School of Medicine and Health Sciences Poster Presentations
The Impact of ATR Mutations in Melanoma on Genomic Stability, Tumor Invasion Potential, and Metastasis
Poster Number
145
Document Type
Poster
Publication Date
3-2016
Abstract
Throughout the day, the skin is constantly exposed to harmful UV rays. The body has various defense mechanisms to protect the skin from detrimental DNA damage, such as melanin production by melanocytes in the epidermis, as well as intracellular DNA damage repair proteins. When these defense mechanism fail, cells can accumulate multiple DNA breaks which in turn leads to genomic instability and the potential for cancer development.

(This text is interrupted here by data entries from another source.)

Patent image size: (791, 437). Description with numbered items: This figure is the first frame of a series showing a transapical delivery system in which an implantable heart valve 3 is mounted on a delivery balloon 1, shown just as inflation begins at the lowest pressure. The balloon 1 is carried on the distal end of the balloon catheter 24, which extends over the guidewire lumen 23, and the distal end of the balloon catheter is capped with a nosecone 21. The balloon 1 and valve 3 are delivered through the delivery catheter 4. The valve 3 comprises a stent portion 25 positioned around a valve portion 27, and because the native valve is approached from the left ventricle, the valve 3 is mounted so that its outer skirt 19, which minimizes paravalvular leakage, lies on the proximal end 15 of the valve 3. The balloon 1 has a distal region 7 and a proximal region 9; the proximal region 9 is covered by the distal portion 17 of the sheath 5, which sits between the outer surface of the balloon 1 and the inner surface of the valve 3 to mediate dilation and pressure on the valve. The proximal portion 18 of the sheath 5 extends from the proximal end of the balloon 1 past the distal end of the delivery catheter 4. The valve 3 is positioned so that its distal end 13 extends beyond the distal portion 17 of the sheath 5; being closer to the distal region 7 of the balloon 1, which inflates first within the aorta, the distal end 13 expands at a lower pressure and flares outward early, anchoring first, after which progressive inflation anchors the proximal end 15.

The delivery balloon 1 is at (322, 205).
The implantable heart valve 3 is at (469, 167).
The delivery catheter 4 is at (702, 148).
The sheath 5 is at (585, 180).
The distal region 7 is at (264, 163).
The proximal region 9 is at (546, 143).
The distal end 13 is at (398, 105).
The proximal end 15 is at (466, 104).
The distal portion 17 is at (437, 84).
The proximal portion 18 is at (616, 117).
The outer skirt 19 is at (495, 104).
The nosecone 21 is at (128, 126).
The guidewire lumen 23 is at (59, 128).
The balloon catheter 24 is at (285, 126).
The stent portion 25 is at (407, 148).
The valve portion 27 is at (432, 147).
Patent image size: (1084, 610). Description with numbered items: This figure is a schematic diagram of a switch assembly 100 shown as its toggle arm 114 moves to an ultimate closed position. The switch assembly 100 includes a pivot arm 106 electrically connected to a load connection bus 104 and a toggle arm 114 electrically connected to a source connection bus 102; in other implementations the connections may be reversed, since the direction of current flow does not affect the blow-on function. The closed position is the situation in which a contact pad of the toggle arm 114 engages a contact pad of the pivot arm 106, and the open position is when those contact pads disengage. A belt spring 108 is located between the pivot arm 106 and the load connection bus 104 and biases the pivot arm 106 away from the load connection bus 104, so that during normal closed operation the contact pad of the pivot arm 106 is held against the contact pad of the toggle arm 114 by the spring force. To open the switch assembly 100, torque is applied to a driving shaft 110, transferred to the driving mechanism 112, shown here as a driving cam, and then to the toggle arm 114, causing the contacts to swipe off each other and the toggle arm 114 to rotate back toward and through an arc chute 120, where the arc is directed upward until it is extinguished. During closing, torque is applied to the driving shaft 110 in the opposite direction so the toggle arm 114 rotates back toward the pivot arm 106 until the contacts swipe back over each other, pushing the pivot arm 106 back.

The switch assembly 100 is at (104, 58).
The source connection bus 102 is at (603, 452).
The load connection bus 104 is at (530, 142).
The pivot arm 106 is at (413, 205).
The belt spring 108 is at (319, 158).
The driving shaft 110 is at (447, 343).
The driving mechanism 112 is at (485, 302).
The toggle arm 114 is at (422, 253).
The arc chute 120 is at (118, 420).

This summer, I studied the impact of ATR, a kinase involved in the UV-induced ssDNA damage response, on melanoma development and progression. We propose that defects in the DNA damage response mechanism involving ATR leads to the ability to accumulate multiple mutations and speeds up melanoma progression. Dr. Ganesan’s lab has already discovered that loss of ATR activity increases melanoma tumor volume, number of tumors, and number of metastases. For my project, I sought to further validate this hypothesis by studying the downstream effects of loss of ATR activity. We used RT-PCR to confirm a mouse model with the kinase domain of ATR floxed out. Additionally, using western blot analysis, we studied the level of CHK1 phosphorylation, a downstream target of the ATR DNA damage response mechanism, in ATR mutant versus ATR wild-type human melanoma cultures. Lastly, we genotyped 100 mice using PCR to collect at least 5 mice each with a ATR wt/wt, ATR fl/wt, or ATR fl/fl genotype for use in future experiments on immune cell infiltration into the tumor microenvironment. A preliminary study of T cell, B cell, and macrophage infiltration into the tumors was performed using flow cytometry.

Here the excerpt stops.